Photo by Michael O’Donnell of ZatPhoto: http://zatphoto.com/


  1. Thanks Meagan, that was an awesome post. Even though I didn't want take sides while reading multiple articles written on the topic, I couldn't help but be on your side (This is certainly not coz I am a woman). I am a non-techie co-founder of a tech company and I have seen enough women in tech industry who can give men a run for money. I loved the part “she ended the section by “wondering” further.” 


  2. In an ideal world it shouldn't matter who goes to tech conferences – PEOPLE just go and contribute whatever relevant $0.02 they have to contribute. Enough with the labels!


    1. I wish the world could work like that! But there will probably always be labels, and I'm proud of being a woman and being different to a man, so why hide from it?
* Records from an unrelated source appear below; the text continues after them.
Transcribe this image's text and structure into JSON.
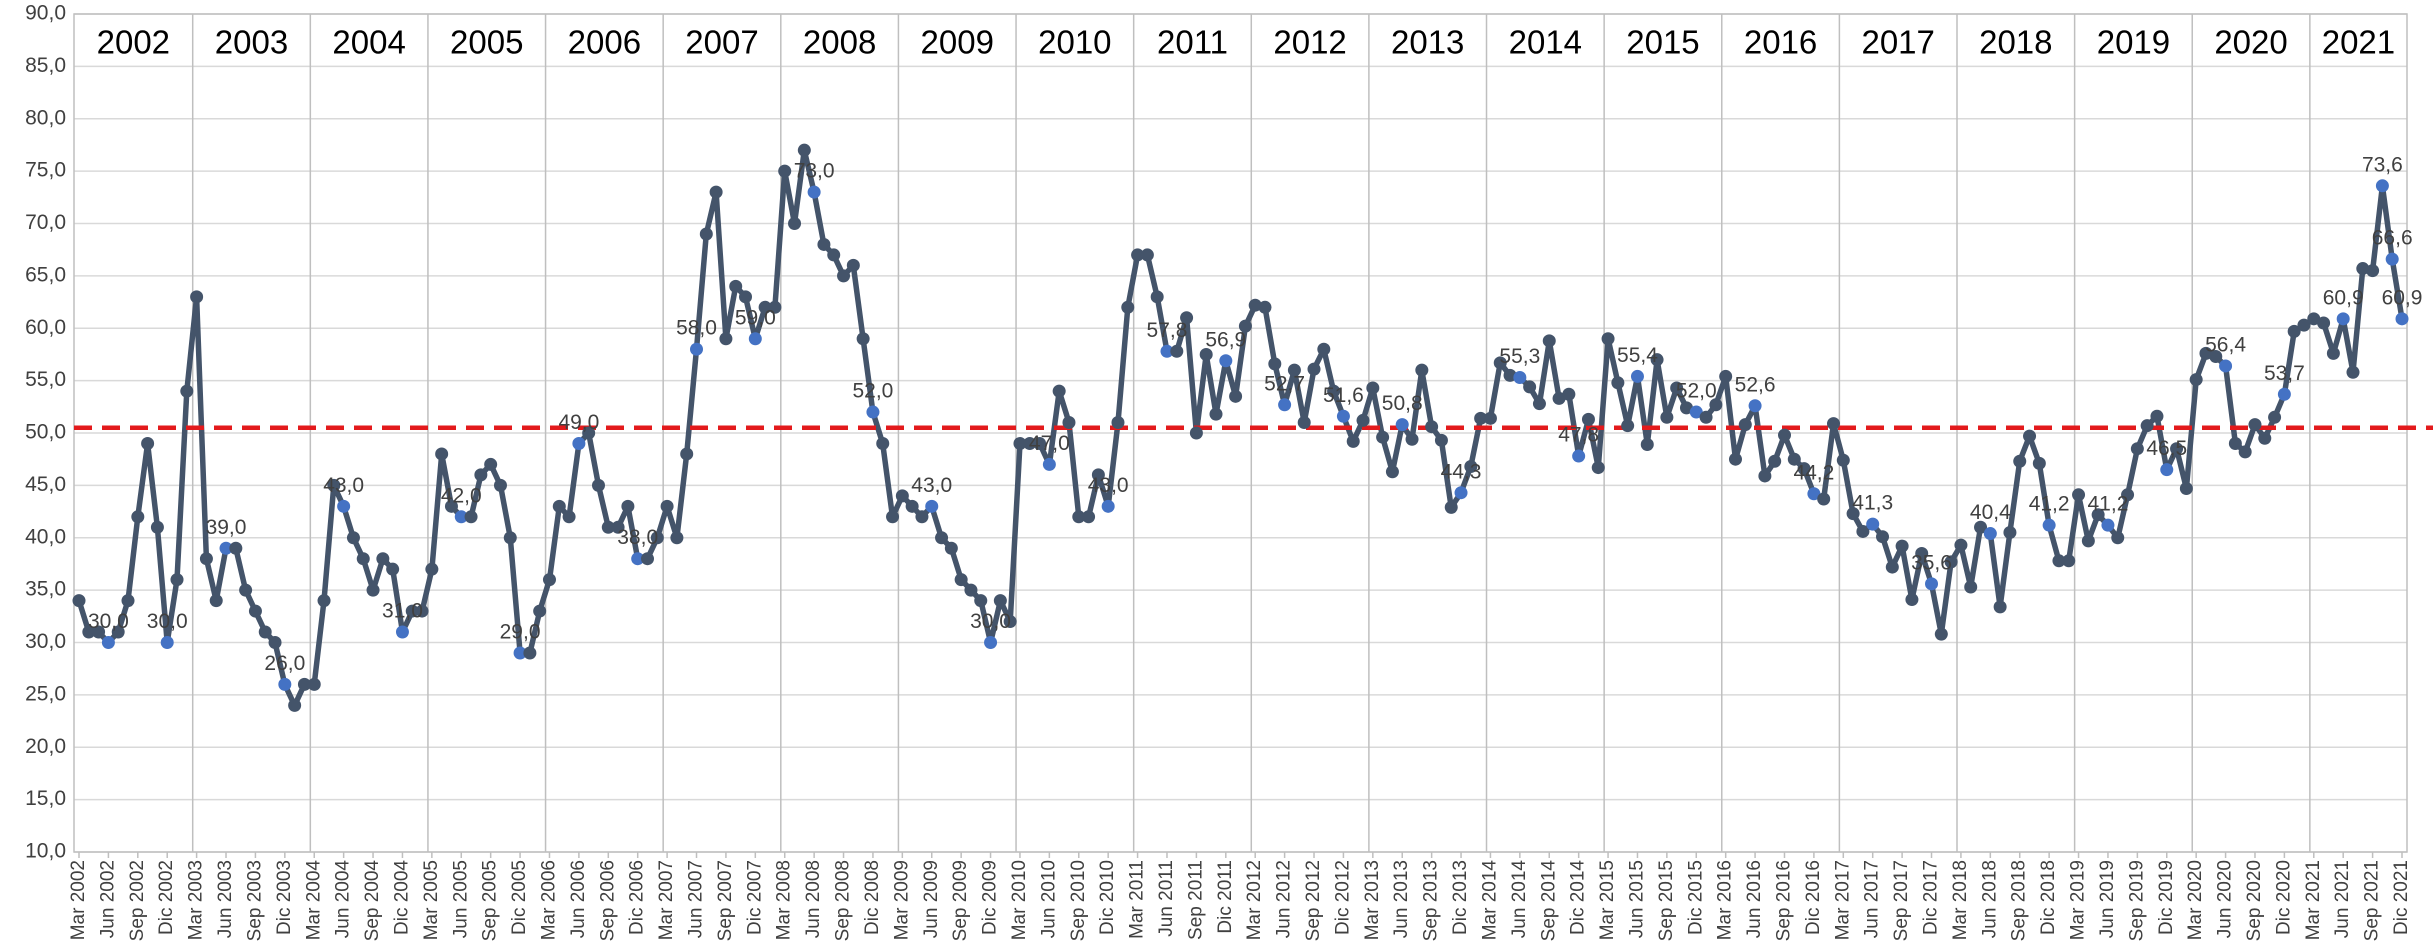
{
  "chart_data": {
    "type": "line",
    "categories": [
      "Mar 2002",
      null,
      null,
      "Jun 2002",
      null,
      null,
      "Sep 2002",
      null,
      null,
      "Dic 2002",
      null,
      null,
      "Mar 2003",
      null,
      null,
      "Jun 2003",
      null,
      null,
      "Sep 2003",
      null,
      null,
      "Dic 2003",
      null,
      null,
      "Mar 2004",
      null,
      null,
      "Jun 2004",
      null,
      null,
      "Sep 2004",
      null,
      null,
      "Dic 2004",
      null,
      null,
      "Mar 2005",
      null,
      null,
      "Jun 2005",
      null,
      null,
      "Sep 2005",
      null,
      null,
      "Dic 2005",
      null,
      null,
      "Mar 2006",
      null,
      null,
      "Jun 2006",
      null,
      null,
      "Sep 2006",
      null,
      null,
      "Dic 2006",
      null,
      null,
      "Mar 2007",
      null,
      null,
      "Jun 2007",
      null,
      null,
      "Sep 2007",
      null,
      null,
      "Dic 2007",
      null,
      null,
      "Mar 2008",
      null,
      null,
      "Jun 2008",
      null,
      null,
      "Sep 2008",
      null,
      null,
      "Dic 2008",
      null,
      null,
      "Mar 2009",
      null,
      null,
      "Jun 2009",
      null,
      null,
      "Sep 2009",
      null,
      null,
      "Dic 2009",
      null,
      null,
      "Mar 2010",
      null,
      null,
      "Jun 2010",
      null,
      null,
      "Sep 2010",
      null,
      null,
      "Dic 2010",
      null,
      null,
      "Mar 2011",
      null,
      null,
      "Jun 2011",
      null,
      null,
      "Sep 2011",
      null,
      null,
      "Dic 2011",
      null,
      null,
      "Mar 2012",
      null,
      null,
      "Jun 2012",
      null,
      null,
      "Sep 2012",
      null,
      null,
      "Dic 2012",
      null,
      null,
      "Mar 2013",
      null,
      null,
      "Jun 2013",
      null,
      null,
      "Sep 2013",
      null,
      null,
      "Dic 2013",
      null,
      null,
      "Mar 2014",
      null,
      null,
      "Jun 2014",
      null,
      null,
      "Sep 2014",
      null,
      null,
      "Dic 2014",
      null,
      null,
      "Mar 2015",
      null,
      null,
      "Jun 2015",
      null,
      null,
      "Sep 2015",
      null,
      null,
      "Dic 2015",
      null,
      null,
      "Mar 2016",
      null,
      null,
      "Jun 2016",
      null,
      null,
      "Sep 2016",
      null,
      null,
      "Dic 2016",
      null,
      null,
      "Mar 2017",
      null,
      null,
      "Jun 2017",
      null,
      null,
      "Sep 2017",
      null,
      null,
      "Dic 2017",
      null,
      null,
      "Mar 2018",
      null,
      null,
      "Jun 2018",
      null,
      null,
      "Sep 2018",
      null,
      null,
      "Dic 2018",
      null,
      null,
      "Mar 2019",
      null,
      null,
      "Jun 2019",
      null,
      null,
      "Sep 2019",
      null,
      null,
      "Dic 2019",
      null,
      null,
      "Mar 2020",
      null,
      null,
      "Jun 2020",
      null,
      null,
      "Sep 2020",
      null,
      null,
      "Dic 2020",
      null,
      null,
      "Mar 2021",
      null,
      null,
      "Jun 2021",
      null,
      null,
      "Sep 2021",
      null,
      null,
      "Dic 2021"
    ],
    "values": [
      34,
      31,
      31,
      30,
      31,
      34,
      42,
      49,
      41,
      30,
      36,
      54,
      63,
      38,
      34,
      39,
      39,
      35,
      33,
      31,
      30,
      26,
      24,
      26,
      26,
      34,
      45,
      43,
      40,
      38,
      35,
      38,
      37,
      31,
      33,
      33,
      37,
      48,
      43,
      42,
      42,
      46,
      47,
      45,
      40,
      29,
      29,
      33,
      36,
      43,
      42,
      49,
      50,
      45,
      41,
      41,
      43,
      38,
      38,
      40,
      43,
      40,
      48,
      58,
      69,
      73,
      59,
      64,
      63,
      59,
      62,
      62,
      75,
      70,
      77,
      73,
      68,
      67,
      65,
      66,
      59,
      52,
      49,
      42,
      44,
      43,
      42,
      43,
      40,
      39,
      36,
      35,
      34,
      30,
      34,
      32,
      49,
      49,
      49,
      47,
      54,
      51,
      42,
      42,
      46,
      43,
      51,
      62,
      67,
      67,
      63,
      57.8,
      57.8,
      61,
      50,
      57.5,
      51.8,
      56.9,
      53.5,
      60.2,
      62.2,
      62,
      56.6,
      52.7,
      56,
      51,
      56.1,
      58,
      54,
      51.6,
      49.2,
      51.2,
      54.3,
      49.6,
      46.3,
      50.8,
      49.4,
      56,
      50.6,
      49.3,
      42.9,
      44.3,
      46.8,
      51.4,
      51.4,
      56.7,
      55.5,
      55.3,
      54.4,
      52.8,
      58.8,
      53.3,
      53.7,
      47.8,
      51.3,
      46.7,
      59,
      54.8,
      50.7,
      55.4,
      48.9,
      57,
      51.5,
      54.3,
      52.4,
      52,
      51.5,
      52.7,
      55.4,
      47.5,
      50.8,
      52.6,
      45.9,
      47.3,
      49.8,
      47.5,
      46.6,
      44.2,
      43.7,
      50.9,
      47.4,
      42.3,
      40.6,
      41.3,
      40.1,
      37.2,
      39.2,
      34.1,
      38.5,
      35.6,
      30.8,
      37.7,
      39.3,
      35.3,
      41,
      40.4,
      33.4,
      40.5,
      47.3,
      49.7,
      47.1,
      41.2,
      37.8,
      37.8,
      44.1,
      39.7,
      42.2,
      41.2,
      40,
      44.1,
      48.5,
      50.7,
      51.6,
      46.5,
      48.5,
      44.7,
      55.1,
      57.6,
      57.3,
      56.4,
      49,
      48.2,
      50.8,
      49.5,
      51.5,
      53.7,
      59.7,
      60.3,
      60.9,
      60.5,
      57.6,
      60.9,
      55.8,
      65.7,
      65.5,
      73.6,
      66.6,
      60.9
    ],
    "value_labels": [
      null,
      null,
      null,
      "30,0",
      null,
      null,
      null,
      null,
      null,
      "30,0",
      null,
      null,
      null,
      null,
      null,
      "39,0",
      null,
      null,
      null,
      null,
      null,
      "26,0",
      null,
      null,
      null,
      null,
      null,
      "43,0",
      null,
      null,
      null,
      null,
      null,
      "31,0",
      null,
      null,
      null,
      null,
      null,
      "42,0",
      null,
      null,
      null,
      null,
      null,
      "29,0",
      null,
      null,
      null,
      null,
      null,
      "49,0",
      null,
      null,
      null,
      null,
      null,
      "38,0",
      null,
      null,
      null,
      null,
      null,
      "58,0",
      null,
      null,
      null,
      null,
      null,
      "59,0",
      null,
      null,
      null,
      null,
      null,
      "73,0",
      null,
      null,
      null,
      null,
      null,
      "52,0",
      null,
      null,
      null,
      null,
      null,
      "43,0",
      null,
      null,
      null,
      null,
      null,
      "30,0",
      null,
      null,
      null,
      null,
      null,
      "47,0",
      null,
      null,
      null,
      null,
      null,
      "43,0",
      null,
      null,
      null,
      null,
      null,
      "57,8",
      null,
      null,
      null,
      null,
      null,
      "56,9",
      null,
      null,
      null,
      null,
      null,
      "52,7",
      null,
      null,
      null,
      null,
      null,
      "51,6",
      null,
      null,
      null,
      null,
      null,
      "50,8",
      null,
      null,
      null,
      null,
      null,
      "44,3",
      null,
      null,
      null,
      null,
      null,
      "55,3",
      null,
      null,
      null,
      null,
      null,
      "47,8",
      null,
      null,
      null,
      null,
      null,
      "55,4",
      null,
      null,
      null,
      null,
      null,
      "52,0",
      null,
      null,
      null,
      null,
      null,
      "52,6",
      null,
      null,
      null,
      null,
      null,
      "44,2",
      null,
      null,
      null,
      null,
      null,
      "41,3",
      null,
      null,
      null,
      null,
      null,
      "35,6",
      null,
      null,
      null,
      null,
      null,
      "40,4",
      null,
      null,
      null,
      null,
      null,
      "41,2",
      null,
      null,
      null,
      null,
      null,
      "41,2",
      null,
      null,
      null,
      null,
      null,
      "46,5",
      null,
      null,
      null,
      null,
      null,
      "56,4",
      null,
      null,
      null,
      null,
      null,
      "53,7",
      null,
      null,
      null,
      null,
      null,
      "60,9",
      null,
      null,
      null,
      "73,6",
      "66,6",
      "60,9"
    ],
    "year_labels": [
      "2002",
      "2003",
      "2004",
      "2005",
      "2006",
      "2007",
      "2008",
      "2009",
      "2010",
      "2011",
      "2012",
      "2013",
      "2014",
      "2015",
      "2016",
      "2017",
      "2018",
      "2019",
      "2020",
      "2021"
    ],
    "color": "#44546a",
    "highlight_color": "#4472c4",
    "reference_line": 50.5,
    "reference_color": "#e31a1c",
    "ylim": [
      10,
      90
    ],
    "yticks": [
      {
        "value": 10,
        "label": "10,0"
      },
      {
        "value": 15,
        "label": "15,0"
      },
      {
        "value": 20,
        "label": "20,0"
      },
      {
        "value": 25,
        "label": "25,0"
      },
      {
        "value": 30,
        "label": "30,0"
      },
      {
        "value": 35,
        "label": "35,0"
      },
      {
        "value": 40,
        "label": "40,0"
      },
      {
        "value": 45,
        "label": "45,0"
      },
      {
        "value": 50,
        "label": "50,0"
      },
      {
        "value": 55,
        "label": "55,0"
      },
      {
        "value": 60,
        "label": "60,0"
      },
      {
        "value": 65,
        "label": "65,0"
      },
      {
        "value": 70,
        "label": "70,0"
      },
      {
        "value": 75,
        "label": "75,0"
      },
      {
        "value": 80,
        "label": "80,0"
      },
      {
        "value": 85,
        "label": "85,0"
      },
      {
        "value": 90,
        "label": "90,0"
      }
    ],
    "grid": true
  }
}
  3. You blog post was so refreshing. I laughed out loud a few times too, which doesn't hurt, especially re: the complicated software bit.My take is that Susannah was frustrated and disappointed with her own role in things, and she saw that when she was asked to speak about it. She didn't like nor value her contribution or the people around her, and in anger used that to reflect on women in general. It's almost like I've been there, ha. Oh wait! Feelings! Emotional speak!The panel looks really interesting-though as a techie I'm loathe to attend social media stuff, still, if I'd gone (and you were moderating) I doubtless would have gotten something out of it. This may sound callous, but I'm personally OK with the gender ratio at conferences, because I'm an attention whore and get asked to speak a lot. I also am not shy and have no problem dragging friends to these things. But I feel bad that people- of race/class/gender minorities- feel that they aren't welcome. I worry too that I'm part of the problem. Am I somehow making it seem exclusive, or hard to attend, or that the skill barrier is too high? I also feel that richer and more diverse communities create better products and services. If I have to see another turntable.fm iPad app… I want an autistic kids' learning tool, or an easy-to-use musician's gig iPhone app, a senior's medication scheduler, etc. We've plumbed the geek sector pretty well, time to approach other communities. When I see the same gender/race/class *anything* I suspect the powers-that-be weren't inclusive enough, or didn't really care to get the best possible selection.Anna


  4. Here's the answer to your question about headlines at ForbesWoman (for which I also write). Some women (not me) get paid per “hit” or “page view.” So at ForbesWoman it's self-serving to play the devil's advocate and title your piece something like “Women Suck and Should Go Back to the Kitchen.” This is not just a ForbesWoman problem. It's checkbook blogging/journalism's problem and it's only going to get worse. Makes a reader begin to think . . . you know, a pay-wall isn't a bad thing if the journalists are getting paid for being JOURNALISTS and not advertising-generators.